What is a good chair? It has a waterfall-shaped front edge, supportive foam on the seat, and an adjustable seat pan and back support, according to Karla the Losen, marketing manager for office seating, Knoll Inc., East Greenville, Pa. She recommends that chairs have about 5 inches of seat height adjustability, a seat width of 20 to 21 inches, and adjustable arm rests.

Alcoa Corporate Ergonomist Sheila Krawczyk said the importance of arm rests is often overlooked. "Arm rests should be adjustable up and down, and in and out," she said. According to Krawczyk, arm rests should keep the forearms parallel to the floor, with the shoulders relaxed and the wrists in a neutral position.

They can be used for arm support during keyboard work, she said. Krawczyk does not recommend the use of wrist/palm rests because of concerns about increasing the internal pressure in the wrists.

Krawczyk is leading an ergonomics evaluation and education program to prepare 450 Alcoa employees to move into a new corporate headquarters next summer. The company is purchasing all new furniture, including three types of chairs and four workstation configurations. Besides adjustable chairs, the work areas will feature adjustable work surfaces, monitor stands, split-corner work surfaces that accommodate the keyboard tray and mouse, and indirect lighting. The equipment is designed to minimize back pain, neck strain, upper extremity discomfort and visual problems.

"Workers can't go wrong with any of these designs," she said. "With good equipment, training in how to adjust it and a motivated work force, we can prevent musculoskeletal discomfort and illnesses/injuries," Krawczyk said.

"Beyond Design"

Alcoa is spending a lot of money to improve office furniture, but Krawczyk is not stopping there. She believes strongly in training and encouraging workers to "alternate their tasks and postures throughout the day." Krawczyk said workers should add variety to their monotonous tasks with micro-breaks at least once every 15 minutes, where the task is varied or a brief rest taken.

Office ergonomics consultant Wesley Miles of Owasso, Okla., said that even customer service call center and data entry workers can change their postures without hurting their productivity. "Every phone call has an introductory sentence or two.
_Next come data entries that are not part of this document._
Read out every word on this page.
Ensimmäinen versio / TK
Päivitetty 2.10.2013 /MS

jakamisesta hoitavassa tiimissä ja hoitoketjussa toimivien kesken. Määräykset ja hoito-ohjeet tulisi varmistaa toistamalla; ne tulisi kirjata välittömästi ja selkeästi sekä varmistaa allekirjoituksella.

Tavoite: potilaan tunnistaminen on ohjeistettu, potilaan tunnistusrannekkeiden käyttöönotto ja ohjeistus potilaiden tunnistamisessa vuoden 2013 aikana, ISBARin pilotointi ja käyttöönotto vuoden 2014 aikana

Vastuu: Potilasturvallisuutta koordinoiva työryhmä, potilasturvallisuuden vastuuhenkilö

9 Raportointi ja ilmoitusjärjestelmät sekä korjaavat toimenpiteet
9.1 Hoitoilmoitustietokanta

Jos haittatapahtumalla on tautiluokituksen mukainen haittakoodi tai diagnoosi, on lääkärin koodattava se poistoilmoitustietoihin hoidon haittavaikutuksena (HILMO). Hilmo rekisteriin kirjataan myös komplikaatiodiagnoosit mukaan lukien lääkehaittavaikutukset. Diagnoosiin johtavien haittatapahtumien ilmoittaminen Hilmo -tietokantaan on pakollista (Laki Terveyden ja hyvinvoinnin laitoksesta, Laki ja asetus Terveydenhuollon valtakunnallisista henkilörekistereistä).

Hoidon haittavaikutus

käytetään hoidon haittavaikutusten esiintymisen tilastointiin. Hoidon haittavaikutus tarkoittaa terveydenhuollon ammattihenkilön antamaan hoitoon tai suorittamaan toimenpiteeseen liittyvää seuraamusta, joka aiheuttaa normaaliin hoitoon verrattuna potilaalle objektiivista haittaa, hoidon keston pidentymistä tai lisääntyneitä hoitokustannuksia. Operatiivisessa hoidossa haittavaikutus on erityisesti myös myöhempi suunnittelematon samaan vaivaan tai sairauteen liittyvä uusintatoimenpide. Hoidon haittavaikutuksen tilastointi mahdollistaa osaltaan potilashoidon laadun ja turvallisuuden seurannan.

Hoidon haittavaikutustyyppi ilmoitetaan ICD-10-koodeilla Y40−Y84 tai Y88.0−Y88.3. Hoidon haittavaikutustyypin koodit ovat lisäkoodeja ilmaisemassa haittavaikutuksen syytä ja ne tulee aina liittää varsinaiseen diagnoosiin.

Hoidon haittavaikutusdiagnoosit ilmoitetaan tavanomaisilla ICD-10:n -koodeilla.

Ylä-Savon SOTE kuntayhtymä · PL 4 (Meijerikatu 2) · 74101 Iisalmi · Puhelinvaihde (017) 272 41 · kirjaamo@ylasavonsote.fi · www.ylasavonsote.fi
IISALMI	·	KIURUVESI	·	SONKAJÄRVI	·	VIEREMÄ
Stand up for that and then sit back down when you need to use the computer," he advised.

Herman Miller's White said a good chair, with adjustable arm rests, allows workers to stretch and shift in their chairs. "Gross body movements" such as walking, standing or stretching are still the best tonic for aching backs, arms and hands, he said.
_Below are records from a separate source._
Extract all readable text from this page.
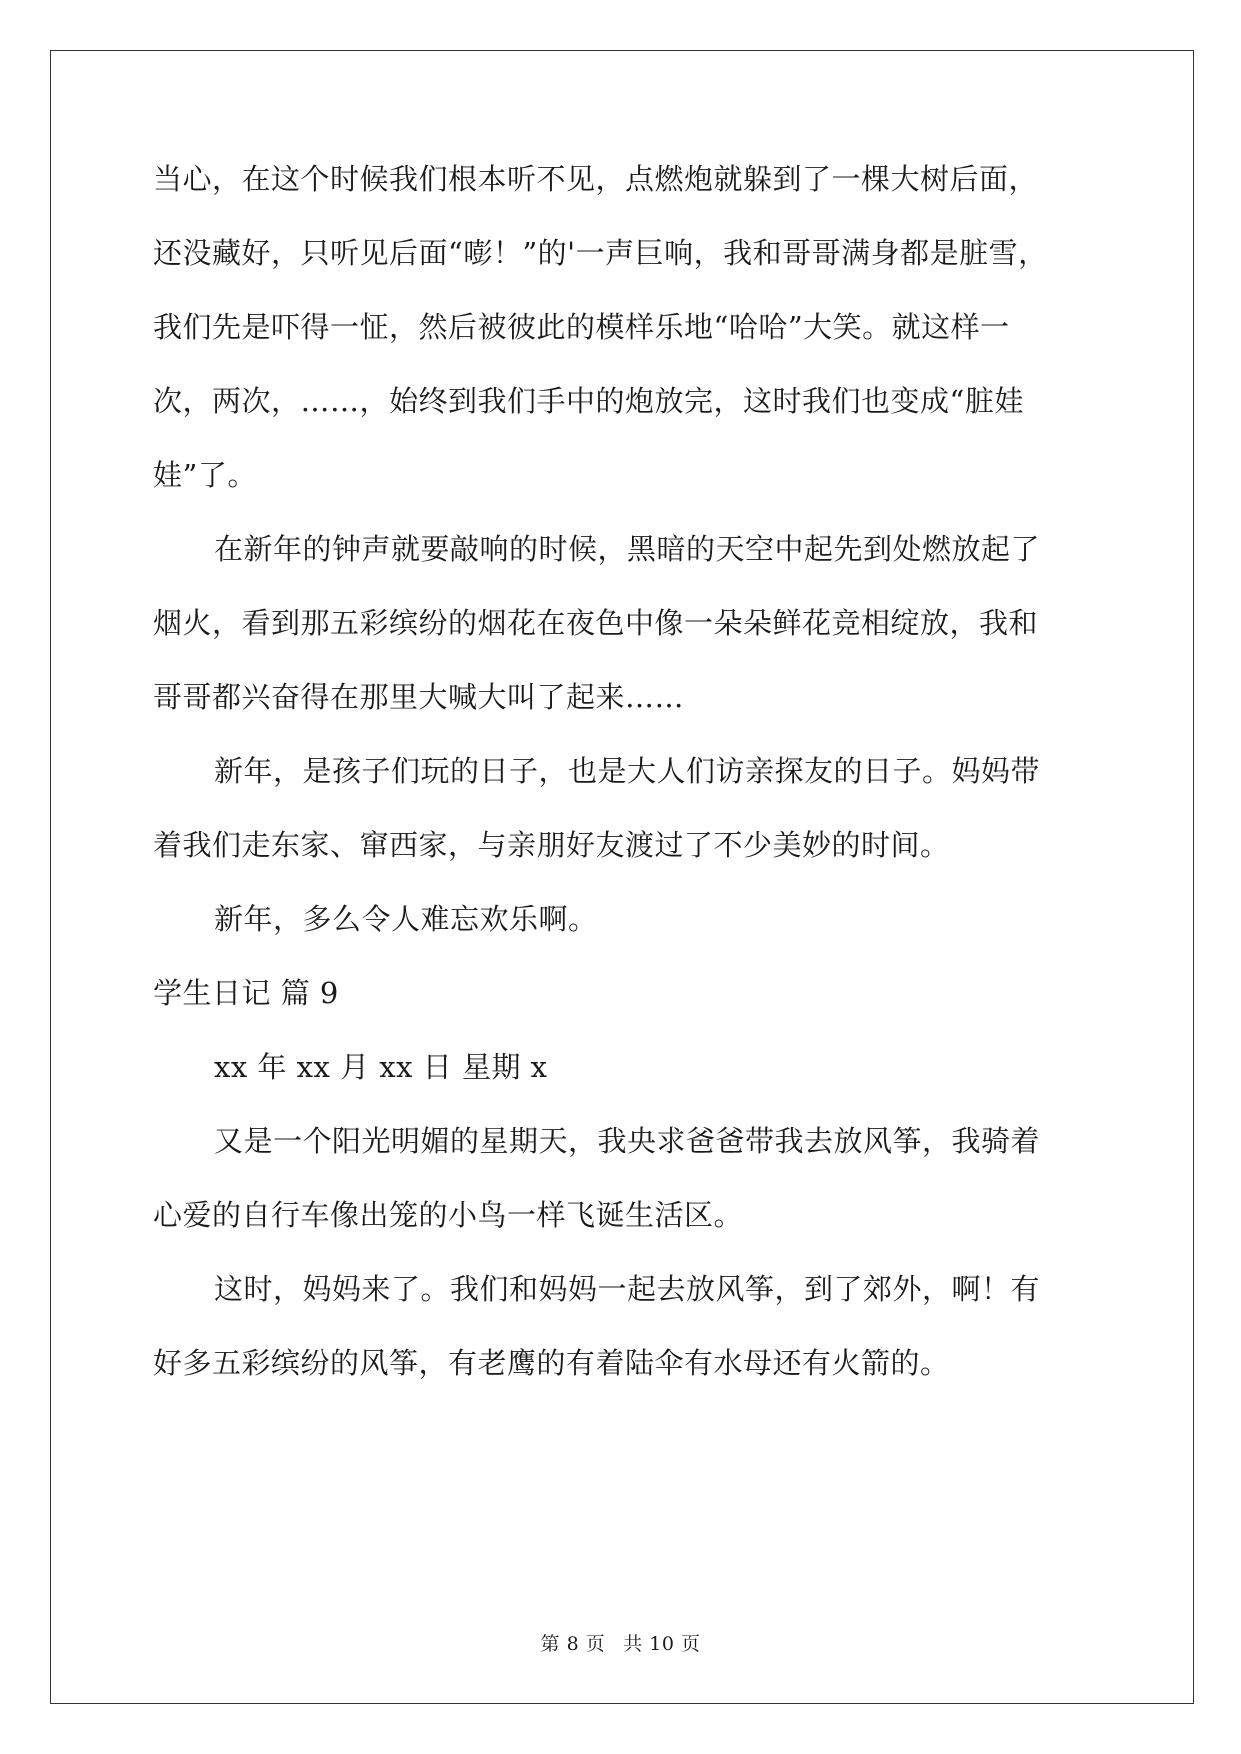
当心，在这个时候我们根本听不见，点燃炮就躲到了一棵大树后面，
还没藏好，只听见后面“嘭！”的'一声巨响，我和哥哥满身都是脏雪，
我们先是吓得一怔，然后被彼此的模样乐地“哈哈”大笑。就这样一
次，两次，……，始终到我们手中的炮放完，这时我们也变成“脏娃
娃”了。
在新年的钟声就要敲响的时候，黑暗的天空中起先到处燃放起了
烟火，看到那五彩缤纷的烟花在夜色中像一朵朵鲜花竞相绽放，我和
哥哥都兴奋得在那里大喊大叫了起来……
新年，是孩子们玩的日子，也是大人们访亲探友的日子。妈妈带
着我们走东家、窜西家，与亲朋好友渡过了不少美妙的时间。
新年，多么令人难忘欢乐啊。
学生日记 篇 9
xx 年 xx 月 xx 日 星期 x
又是一个阳光明媚的星期天，我央求爸爸带我去放风筝，我骑着
心爱的自行车像出笼的小鸟一样飞诞生活区。
这时，妈妈来了。我们和妈妈一起去放风筝，到了郊外，啊！有
好多五彩缤纷的风筝，有老鹰的有着陆伞有水母还有火箭的。
第 8 页 共 10 页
Miles said workers at all levels of an organization need to be trained how and why to adjust their chairs and workstations. That approach is more effective, he said, than mandating rest breaks, or telling workers that their chairs have been properly adjusted and they should not touch the controls.
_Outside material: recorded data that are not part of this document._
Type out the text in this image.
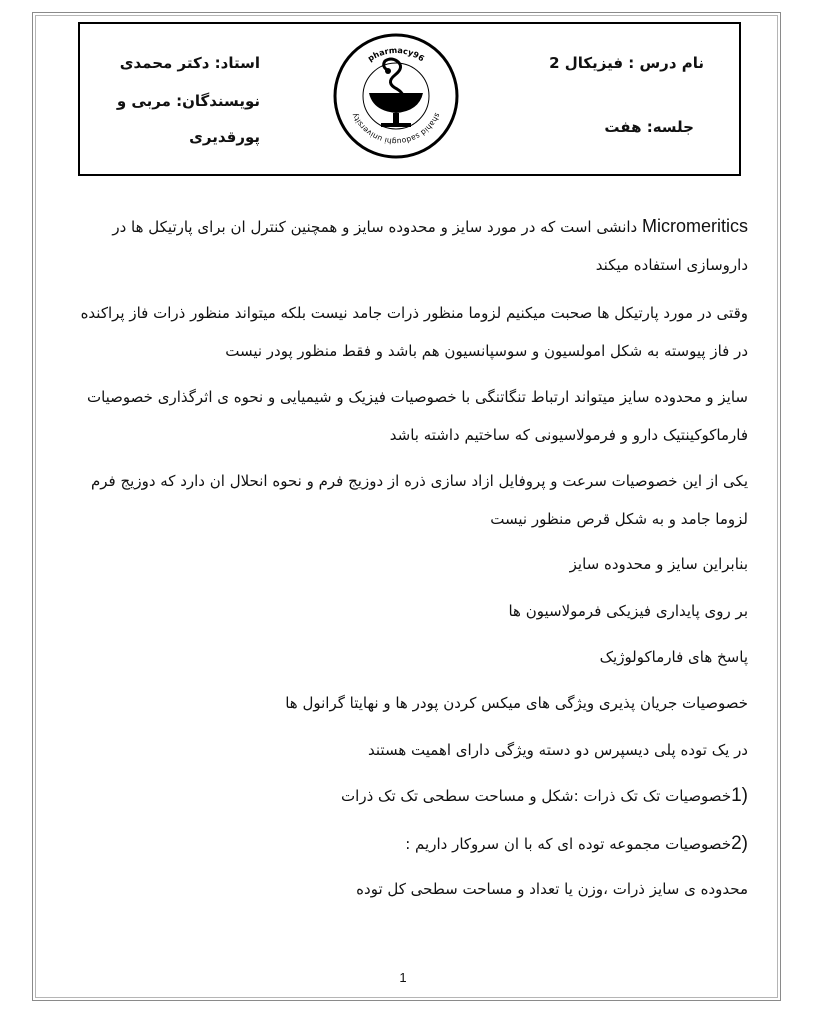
نام درس : فیزیکال 2
جلسه: هفت
استاد: دکتر محمدی
نویسندگان: مربی و
پورقدیری
pharmacy96
shahid sadoughi university

Micromeritics دانشی است که در مورد سایز و محدوده سایز و همچنین کنترل ان برای پارتیکل ها در داروسازی استفاده میکند

وقتی در مورد پارتیکل ها صحبت میکنیم لزوما منظور ذرات جامد نیست بلکه میتواند منظور ذرات فاز پراکنده در فاز پیوسته به شکل امولسیون و سوسپانسیون هم باشد و فقط منظور پودر نیست

سایز و محدوده سایز میتواند ارتباط تنگاتنگی با خصوصیات فیزیک و شیمیایی و نحوه ی اثرگذاری خصوصیات فارماکوکینتیک دارو و فرمولاسیونی که ساختیم داشته باشد

یکی از این خصوصیات سرعت و پروفایل ازاد سازی ذره از دوزیج فرم و نحوه انحلال ان دارد که دوزیج فرم لزوما جامد و به شکل قرص منظور نیست

بنابراین سایز و محدوده سایز

بر روی پایداری فیزیکی فرمولاسیون ها

پاسخ های فارماکولوژیک

خصوصیات جریان پذیری ویژگی های میکس کردن پودر ها و نهایتا گرانول ها

در یک توده پلی دیسپرس دو دسته ویژگی دارای اهمیت هستند

1)خصوصیات تک تک ذرات :شکل و مساحت سطحی تک تک ذرات

2)خصوصیات مجموعه توده ای که با ان سروکار داریم :

محدوده ی سایز ذرات ،وزن یا تعداد و مساحت سطحی کل توده

1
"I have taught chair classes to Ph.D.s," said Miles, who worked for several major oil companies. "At first, I thought it was ridiculous, but they needed to know how to adjust their chairs. They"re smart people, and once they knew how to do it, they saw it was important."

Dainoff believes workers can compensate for "lousy" chairs and workstations by moving around and varying their tasks. The best solution, of course, is a combination of good design, worker training and flexible work practices.